Minimising risk has to be achieved at various levels:
(a) Investing the appropriate quantum of money (based on one’s goals) in different asset classes: Most popular asset classes would be fixed income, equity, gold, and real estate. Gold is a hedge against inflation, real estate has long cycles, is largely indivisible and may not be liquid for months or years at a stretch. Fixed income assets offer returns similar to inflation and are relatively low in volatility. Equities beat inflation over long term, but are could be volatile over medium to a short period of time.
Investors need to to know the tenure of the goal, along with their risk capacity, risk tolerance and the required risk.
The tenure of goals could be short term (less than two years), medium term (between two to seven years and long term (in excess of seven years).
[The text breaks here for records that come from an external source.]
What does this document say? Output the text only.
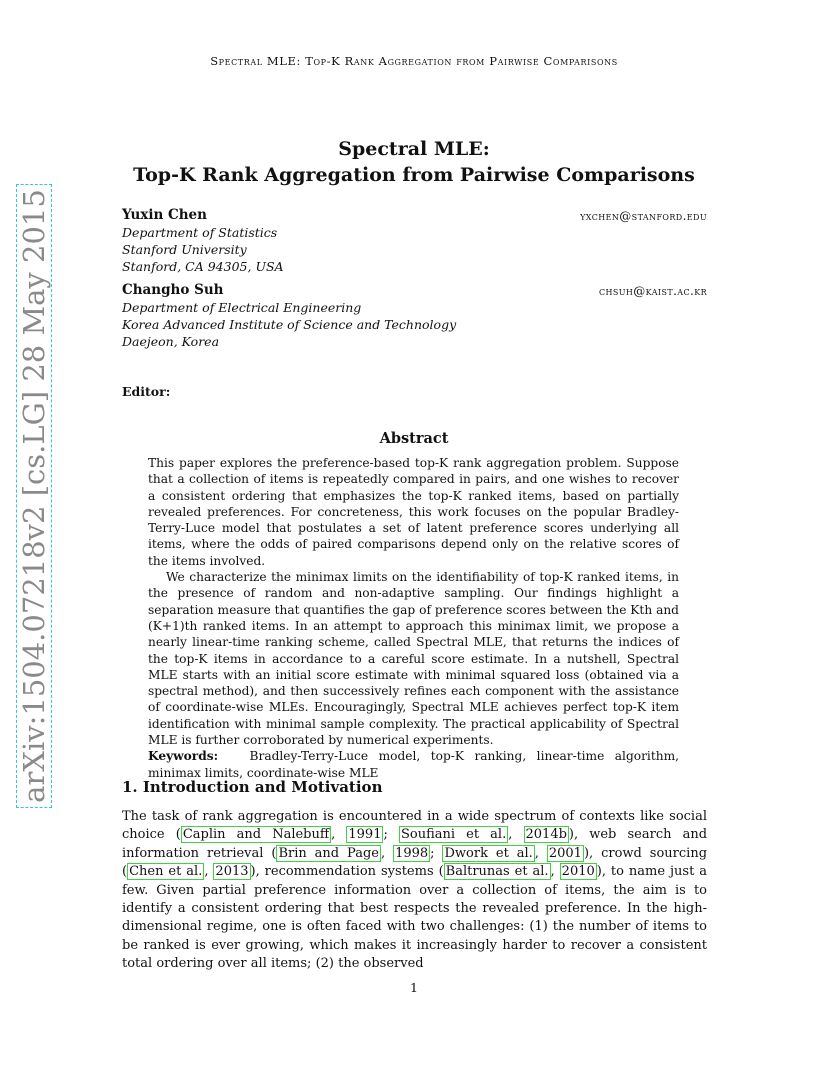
Spectral MLE: Top-K Rank Aggregation from Pairwise Comparisons
arXiv:1504.07218v2 [cs.LG] 28 May 2015
Spectral MLE:
Top-K Rank Aggregation from Pairwise Comparisons
Yuxin Chen	yxchen@stanford.edu
Department of Statistics
Stanford University
Stanford, CA 94305, USA
Changho Suh	chsuh@kaist.ac.kr
Department of Electrical Engineering
Korea Advanced Institute of Science and Technology
Daejeon, Korea
Editor:
Abstract

This paper explores the preference-based top-K rank aggregation problem. Suppose that a collection of items is repeatedly compared in pairs, and one wishes to recover a consistent ordering that emphasizes the top-K ranked items, based on partially revealed preferences. For concreteness, this work focuses on the popular Bradley-Terry-Luce model that postulates a set of latent preference scores underlying all items, where the odds of paired comparisons depend only on the relative scores of the items involved.

We characterize the minimax limits on the identifiability of top-K ranked items, in the presence of random and non-adaptive sampling. Our findings highlight a separation measure that quantifies the gap of preference scores between the Kth and (K+1)th ranked items. In an attempt to approach this minimax limit, we propose a nearly linear-time ranking scheme, called Spectral MLE, that returns the indices of the top-K items in accordance to a careful score estimate. In a nutshell, Spectral MLE starts with an initial score estimate with minimal squared loss (obtained via a spectral method), and then successively refines each component with the assistance of coordinate-wise MLEs. Encouragingly, Spectral MLE achieves perfect top-K item identification with minimal sample complexity. The practical applicability of Spectral MLE is further corroborated by numerical experiments.

Keywords:	Bradley-Terry-Luce model, top-K ranking, linear-time algorithm, minimax limits, coordinate-wise MLE

1. Introduction and Motivation
The task of rank aggregation is encountered in a wide spectrum of contexts like social choice ( Caplin and Nalebuff , 1991 ; Soufiani et al. , 2014b ), web search and information retrieval ( Brin and Page , 1998 ; Dwork et al. , 2001 ), crowd sourcing ( Chen et al. , 2013 ), recommendation systems ( Baltrunas et al. , 2010 ), to name just a few. Given partial preference information over a collection of items, the aim is to identify a consistent ordering that best respects the revealed preference. In the high-dimensional regime, one is often faced with two challenges: (1) the number of items to be ranked is ever growing, which makes it increasingly harder to recover a consistent total ordering over all items; (2) the observed
1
For short-term goals, liquid, ultra-short-term and short-term MFs, short-term FDs and savings account would make sense. For medium-term goals, options such as three to five years FDs, corporate bond, income and banking and PSU based MFs are relevant. For long-term goals, direct stocks, diversified equity MFs or portfolio management services could be pertinent.
Risk capacity is the ability to take risk-can you afford to take it? Risk tolerance refers to the willingness to take risk – are you mentally prepared to bear the risk? Required risk refers to the necessity of taking the risk. Taking a risk at times can be imperative to achieving one’s goals.
(b) Spreading money in each asset class, around various fund managers, offers different flavours of fund management, depending on the manager(s) interpretations, reading of what lies ahead, securities selection, their proportion in a portfolio and various times, points and extent of entry/exit.
(c) Investing across assets refers to the investment basket being government securities, central government bonds, state government bonds, corporate bonds, PSU bonds, treasury bills, etc, for fixed-income assets and could mean large-cap, mid-cap, multi-cap, small-cap (or a combination of these), thematic or sector specific funds/ portfolio for equities.
(d) Investing as per different styles of investing would mean low risk (liquid securities or FDs), medium risk (corporate bonds), high risk like dynamic bond funds, credit risk funds, government security funds or non-convertible debentures of poorly rated issuers, for fixed income products. For equity it would refer to value (undervalued and sustainable story ahead), growth (fairly valued with a sustainable growth ahead), blend (combination of growth and value) or contrarian (purchasing and selling in contrast to the prevailing sentiment of the time). Active or passive would depend upon whether holdings are following an index or the portfolio is being actively chosen and built.
(e) Investing across various points of time would apply to volatile asset classes like equity or fixed-income assets like credit risk and government securities. The attempt is towards containing volatility by averaging out points of entry. This can be done through investing systematically or switching between volatile and non-volatile asset classes, regularly.